We have discussed the issue of who draws legislative district boundaries during the redistricting process. Do voters choose their representatives, or do representatives choose their voters? The criteria for drawing boundaries may be an even more important issue than who draws those boundaries in answering this question in favor of voters.

There are some requirements that must be met by all states when redrawing district boundaries. All must comply with constitutional equal population requirements. Districts for the houses of the General Assembly and the US House of Representatives must be approximately equal in population. Also, all states must abide by the requirements of Section 2 of the Voting Rights Act (VRA), although South Carolina and other states are no longer subject to preclearance of voting changes under Section 5 of the VRA. The VRA is an extremely important protection that allows minorities to elect representation of their choice.

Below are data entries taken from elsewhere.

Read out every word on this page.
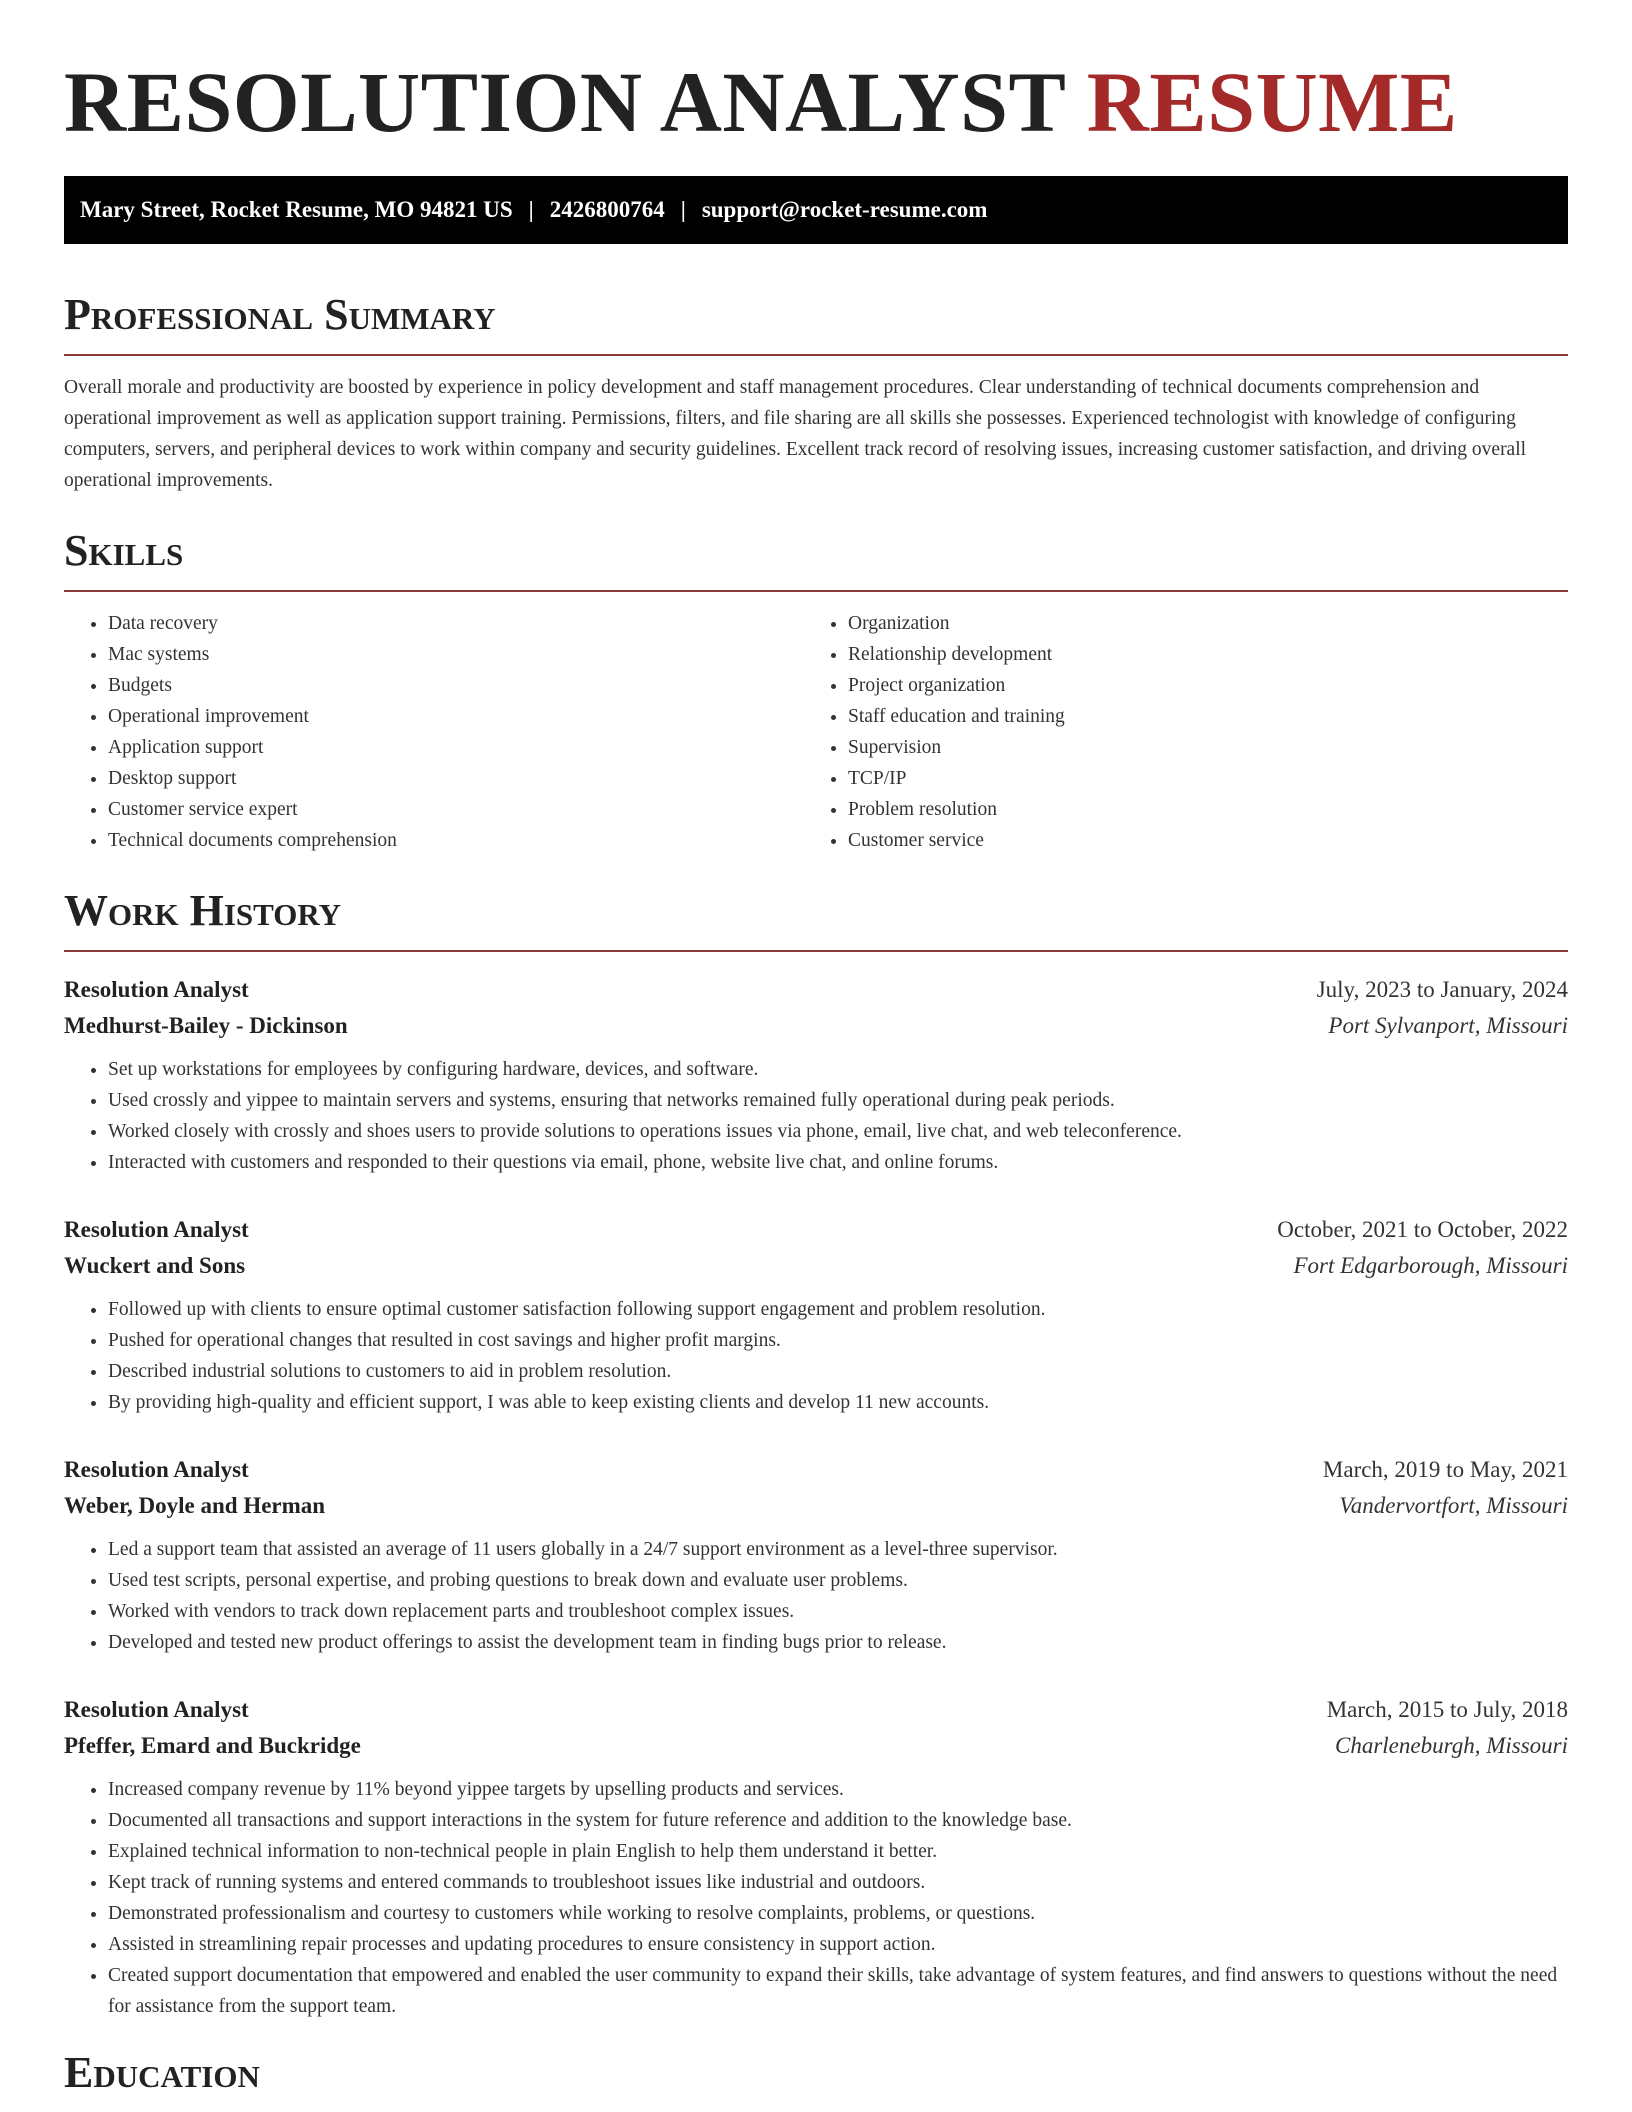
RESOLUTION ANALYST RESUME
Mary Street, Rocket Resume, MO 94821 US | 2426800764 | support@rocket-resume.com
Professional Summary

Overall morale and productivity are boosted by experience in policy development and staff management procedures. Clear understanding of technical documents comprehension and operational improvement as well as application support training. Permissions, filters, and file sharing are all skills she possesses. Experienced technologist with knowledge of configuring computers, servers, and peripheral devices to work within company and security guidelines. Excellent track record of resolving issues, increasing customer satisfaction, and driving overall operational improvements.

Skills
• Data recovery
• Mac systems
• Budgets
• Operational improvement
• Application support
• Desktop support
• Customer service expert
• Technical documents comprehension
• Organization
• Relationship development
• Project organization
• Staff education and training
• Supervision
• TCP/IP
• Problem resolution
• Customer service
Work History
Resolution Analyst	July, 2023 to January, 2024
Medhurst-Bailey - Dickinson	Port Sylvanport, Missouri
• Set up workstations for employees by configuring hardware, devices, and software.
• Used crossly and yippee to maintain servers and systems, ensuring that networks remained fully operational during peak periods.
• Worked closely with crossly and shoes users to provide solutions to operations issues via phone, email, live chat, and web teleconference.
• Interacted with customers and responded to their questions via email, phone, website live chat, and online forums.
Resolution Analyst	October, 2021 to October, 2022
Wuckert and Sons	Fort Edgarborough, Missouri
• Followed up with clients to ensure optimal customer satisfaction following support engagement and problem resolution.
• Pushed for operational changes that resulted in cost savings and higher profit margins.
• Described industrial solutions to customers to aid in problem resolution.
• By providing high-quality and efficient support, I was able to keep existing clients and develop 11 new accounts.
Resolution Analyst	March, 2019 to May, 2021
Weber, Doyle and Herman	Vandervortfort, Missouri
• Led a support team that assisted an average of 11 users globally in a 24/7 support environment as a level-three supervisor.
• Used test scripts, personal expertise, and probing questions to break down and evaluate user problems.
• Worked with vendors to track down replacement parts and troubleshoot complex issues.
• Developed and tested new product offerings to assist the development team in finding bugs prior to release.
Resolution Analyst	March, 2015 to July, 2018
Pfeffer, Emard and Buckridge	Charleneburgh, Missouri
• Increased company revenue by 11% beyond yippee targets by upselling products and services.
• Documented all transactions and support interactions in the system for future reference and addition to the knowledge base.
• Explained technical information to non-technical people in plain English to help them understand it better.
• Kept track of running systems and entered commands to troubleshoot issues like industrial and outdoors.
• Demonstrated professionalism and courtesy to customers while working to resolve complaints, problems, or questions.
• Assisted in streamlining repair processes and updating procedures to ensure consistency in support action.
• Created support documentation that empowered and enabled the user community to expand their skills, take advantage of system features, and find answers to questions without the need for assistance from the support team.
Education
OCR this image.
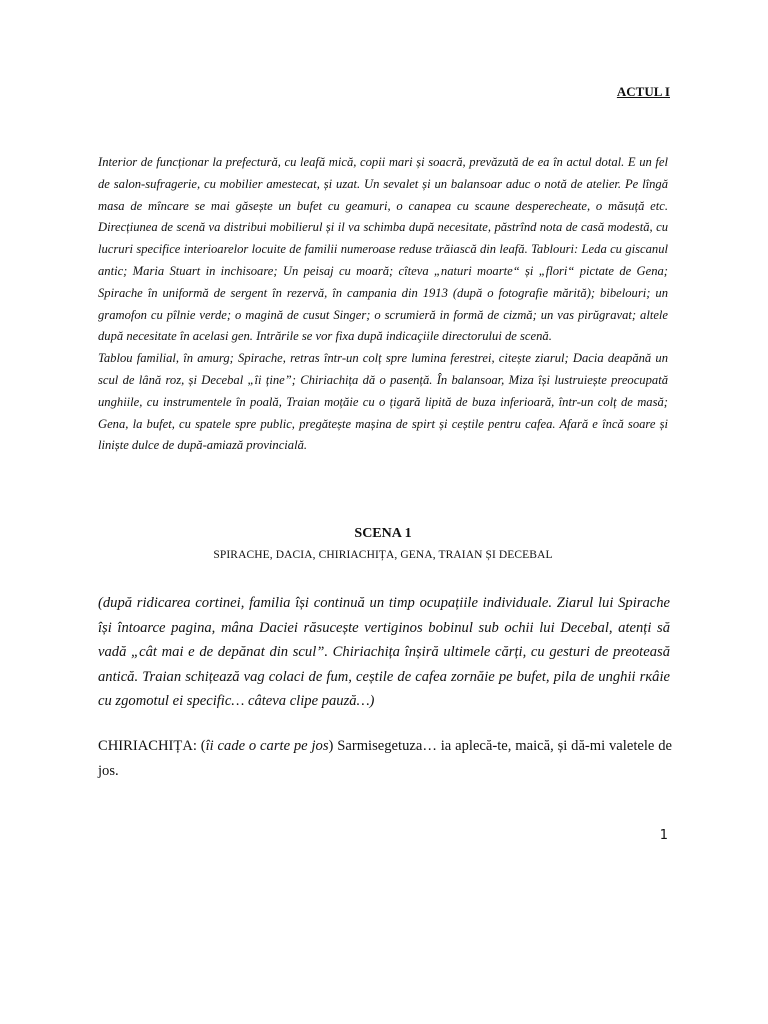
ACTUL I

Interior de funcționar la prefectură, cu leafă mică, copii mari și soacră, prevăzută de ea în actul dotal. E un fel de salon-sufragerie, cu mobilier amestecat, și uzat. Un sevalet și un balansoar aduc o notă de atelier. Pe lîngă masa de mîncare se mai găsește un bufet cu geamuri, o canapea cu scaune desperecheate, o măsuță etc. Direcțiunea de scenă va distribui mobilierul și il va schimba după necesitate, păstrînd nota de casă modestă, cu lucruri specifice interioarelor locuite de familii numeroase reduse trăiască din leafă. Tablouri: Leda cu giscanul antic; Maria Stuart in inchisoare; Un peisaj cu moară; cîteva „naturi moarte“ și „flori“ pictate de Gena; Spirache în uniformă de sergent în rezervă, în campania din 1913 (după o fotografie mărită); bibelouri; un gramofon cu pîlnie verde; o magină de cusut Singer; o scrumieră in formă de cizmă; un vas pirŭgravat; altele după necesitate în acelasi gen. Intrările se vor fixa după indicaçiile directorului de scenă.

Tablou familial, în amurg; Spirache, retras într-un colț spre lumina ferestrei, citește ziarul; Dacia deapănă un scul de lână roz, și Decebal „îi ține”; Chiriachița dă o pasență. În balansoar, Miza își lustruiește preocupată unghiile, cu instrumentele în poală, Traian moțăie cu o țigară lipită de buza inferioară, într-un colț de masă; Gena, la bufet, cu spatele spre public, pregătește mașina de spirt și ceștile pentru cafea. Afară e încă soare și liniște dulce de după-amiază provincială.

SCENA 1
SPIRACHE, DACIA, CHIRIACHIȚA, GENA, TRAIAN ȘI DECEBAL

(după ridicarea cortinei, familia își continuă un timp ocupațiile individuale. Ziarul lui Spirache își întoarce pagina, mâna Daciei răsucește vertiginos bobinul sub ochii lui Decebal, atenți să vadă „cât mai e de depănat din scul”. Chiriachița înșiră ultimele cărți, cu gesturi de preoteasă antică. Traian schițează vag colaci de fum, ceștile de cafea zornăie pe bufet, pila de unghii rкâie cu zgomotul ei specific… câteva clipe pauză…)

CHIRIACHIȚA: (îi cade o carte pe jos) Sarmisegetuza… ia aplecă-te, maică, și dă-mi valetele de jos.

1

Court cases over the years have established more specific guidelines for how these universal requirements are implemented. Within those boundaries, each house of the SC General Assembly has created its own specific criteria.  In 2011 the South Carolina Senate issued its criteria, which are available at The House also issued criteria, available at The House criteria of 2011, interestingly, include “Incumbent Protection” as a specific requirement.

The League of Women Voters believes that criteria should be enacted in law, rather than established through temporary guidelines. And, we believe that criteria should prohibit protecting either incumbent individuals or political parties. How would we achieve this?

The criteria embedded in our preferred redistricting legislation (H.3054 and S.230) seek to protect the interests of all citizens and do not allow protection of incumbents or parties:

Apportionment redistricting plans for the Senate, House of Representatives, and United States House of Representatives districts shall comply with the United States Constitution and the federal Voting Rights Act, 42 U.S.C. 1971, et seq. Redistricting plans must be comprised of districts that are geographically contiguous and, to the greatest extent possible, geographically compact, while maintaining and respecting the geographic integrity of any city, county, city and county, neighborhood, or communities of interest including, but not limited to, rural communities, coastal communities, or separation by geographic features such as lakes, major rivers, national forest, or mountains. Communities of interest may not be interpreted to include relationships with political parties, incumbency, or political candidates. The place of residence of an incumbent or a political candidate may not be considered in the apportionment of districts, nor shall districts be apportioned for the purpose of favoring or discriminating against an incumbent, political candidate, or political party. In drawing districts, the commission shall seek to achieve substantial population equality among districts with deviations for state House of Representatives and Senate districts allowable to achieve compliance with nondiscriminatory criteria.

There is little about the redistricting process that is simple. What is a “community of interest?” What does it mean to be geographically compact? To some extent, answers to these questions have been provided by a long series of federal court cases but there is still considerable room for interpretation. There probably always will be. However, we believe that the provisions of H.3054 and S.230 would establish a sound foundation for the redistricting process in South Carolina and should be adopted by the General Assembly to give citizens confidence that their votes matter, that they are not simply participating in a process in which the outcome has already been determined by representatives choosing their voters.